Although consumers may not know it, Europe's second largest supplier of televisions is Turkey's Vestel, with its 12,000-strong workforce. Manufacturing mainly for other brands, the firm has an 18% market share in Europe, second after Samsung. In 2012, it exported 8 million of the 10 million television units it produced to the EU. Locally, consumer electronics have a 4% share of the Turkish retail sector and the sector is set to grow by 65% over the next five years, with per capita spending increasing 50% over the same period.

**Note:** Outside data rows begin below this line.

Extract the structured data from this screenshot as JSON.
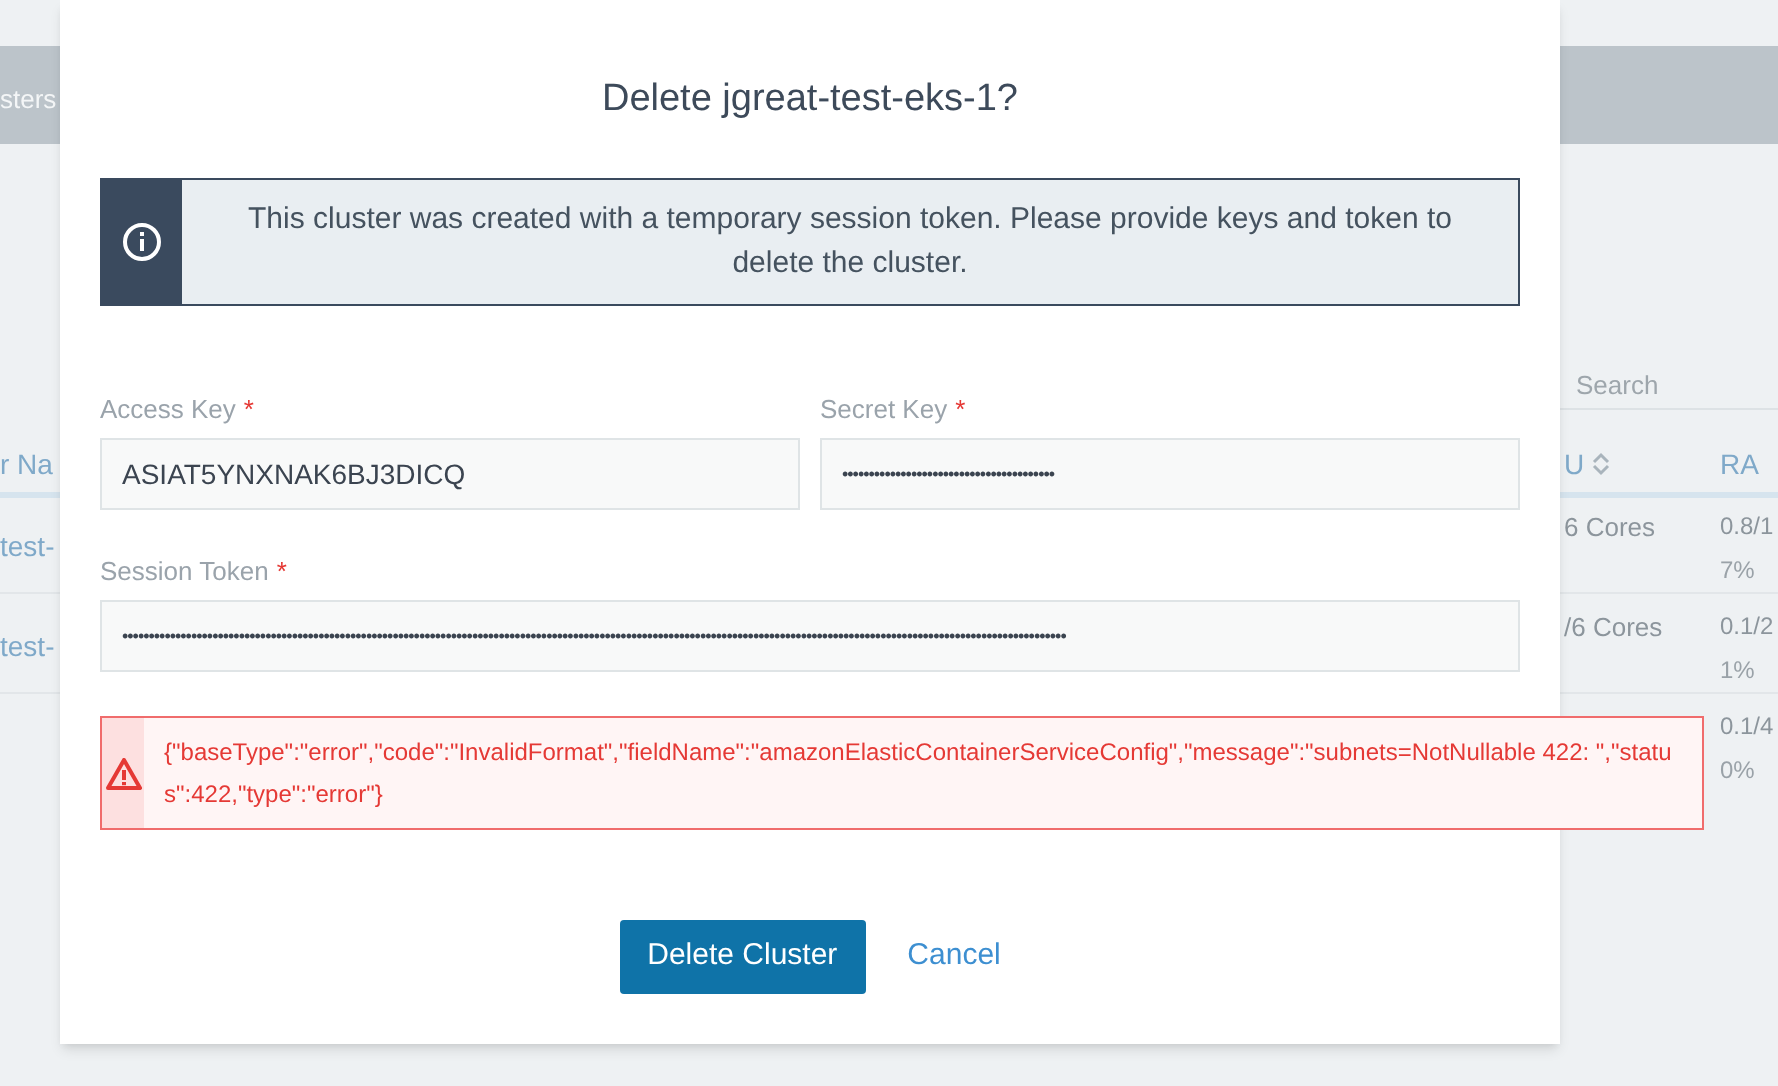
{
  "background": {
    "header_fragment": "sters",
    "search": {
      "placeholder": "Search"
    },
    "left_column": {
      "heading": "r Na",
      "rows": [
        "test-",
        "test-"
      ]
    },
    "right_columns": [
      {
        "heading": "U",
        "sortable": true
      },
      {
        "heading": "RA",
        "sortable": false
      }
    ],
    "right_rows": [
      {
        "cpu": "6 Cores",
        "ram": "0.8/1",
        "ram_pct": "7%"
      },
      {
        "cpu": "/6 Cores",
        "ram": "0.1/2",
        "ram_pct": "1%"
      },
      {
        "cpu": "",
        "ram": "0.1/4",
        "ram_pct": "0%"
      }
    ]
  },
  "dialog": {
    "title": "Delete jgreat-test-eks-1?",
    "info": "This cluster was created with a temporary session token. Please provide keys and token to delete the cluster.",
    "fields": [
      {
        "label": "Access Key",
        "required_mark": "*",
        "value": "ASIAT5YNXNAK6BJ3DICQ",
        "kind": "text",
        "wide": false
      },
      {
        "label": "Secret Key",
        "required_mark": "*",
        "value": "••••••••••••••••••••••••••••••••••••••••",
        "kind": "password",
        "wide": false
      },
      {
        "label": "Session Token",
        "required_mark": "*",
        "value": "••••••••••••••••••••••••••••••••••••••••••••••••••••••••••••••••••••••••••••••••••••••••••••••••••••••••••••••••••••••••••••••••••••••••••••••••••••••••••••••••••••••••••••••••••",
        "kind": "password",
        "wide": true
      }
    ],
    "error": "{\"baseType\":\"error\",\"code\":\"InvalidFormat\",\"fieldName\":\"amazonElasticContainerServiceConfig\",\"message\":\"subnets=NotNullable 422: \",\"status\":422,\"type\":\"error\"}",
    "buttons": [
      {
        "label": "Delete Cluster",
        "kind": "primary"
      },
      {
        "label": "Cancel",
        "kind": "link"
      }
    ]
  }
}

The export of white goods accounts for around 3% of total exports, a figure that is increasing due to the country's lower production costs compared to Europe. Exports grew by around 5% in 2012, with 14.5 million units sold, a fact helping to offset dampened domestic sales, which dropped 1% in the first eight months of 2012. Turkey's largest producers of white goods include Arçelik, Europe's third largest manufacturer, Vestel, and Germany's BSH, which announced a €300 million investment in early 2013 to turn its operations in the country into a hub for Central Asia, the Middle East, and North Africa. The investment brings BSH's total investment in the country to €1 billion. Around 60% of its products, which include the Bosch, Siemens, Profilo, and Gaggenau brands, are exported.

FOOD & RETAIL

The increase in food and beverage production has gone hand in hand with the transition of Turkey's retail sector into organized blocs. Indeed, the food and beverages sector represents more than 50% of the overall retail sector, and is set to grow at a CAGR of 9% over the next five years to reach $233 billion in value, according to Deloitte. The manufacture of food, beverages, and tobacco attracted 7% of Turkey's FDI total in 2012, on the back of rising disposable incomes, more women in the workplace, and shifting consumption patterns toward processed food. Mass grocery retail sales are set to grow by over 10% in 2013, with food consumption also up 7%, and the sale of alcoholic drinks up 3.6%. Retail sales increased by 7.40% in 1Q2013 over the same period the year before, according to TurkStat.

GLASS & PACKAGING

Packaging is also beginning to show off its strength. According to the Turkish Packaging Manufacturers Association, the size of Turkey's packaging industry reached more than $11 billion in 2012, and exported goods to over 100 countries. Paper and cardboard comprise 39% of the overall sector, followed by plastic packaging (33%), glass packaging (13%), wood packaging (8%), and metal packaging (7%). Şişecam is one of the most prominent firms in the sector, and the third largest glassware producer in the world. “Our export initiative in 2000 enabled us to become a major worldwide exporter with an annual turnover of $3 billion, producing goods in 10 countries and exporting to a total of 150 countries," commented Prof. Dr. Ahmet Kırman, Şişecam's Vice-Chairman and CEO. The firm has an export volume of $800 million, making it one of Turkey's top 20 exporters. Şişecam is also preparing to open new furnaces in Russia and Bulgaria, taking its capacity to 850,000 tons a year. “Turkey's GDP growth is estimated at 4% in 2013, and that is just not enough. We must increase the proportion of value-added products in Turkish exports," he concluded, a sentiment shared by both the government and industrialists in the country.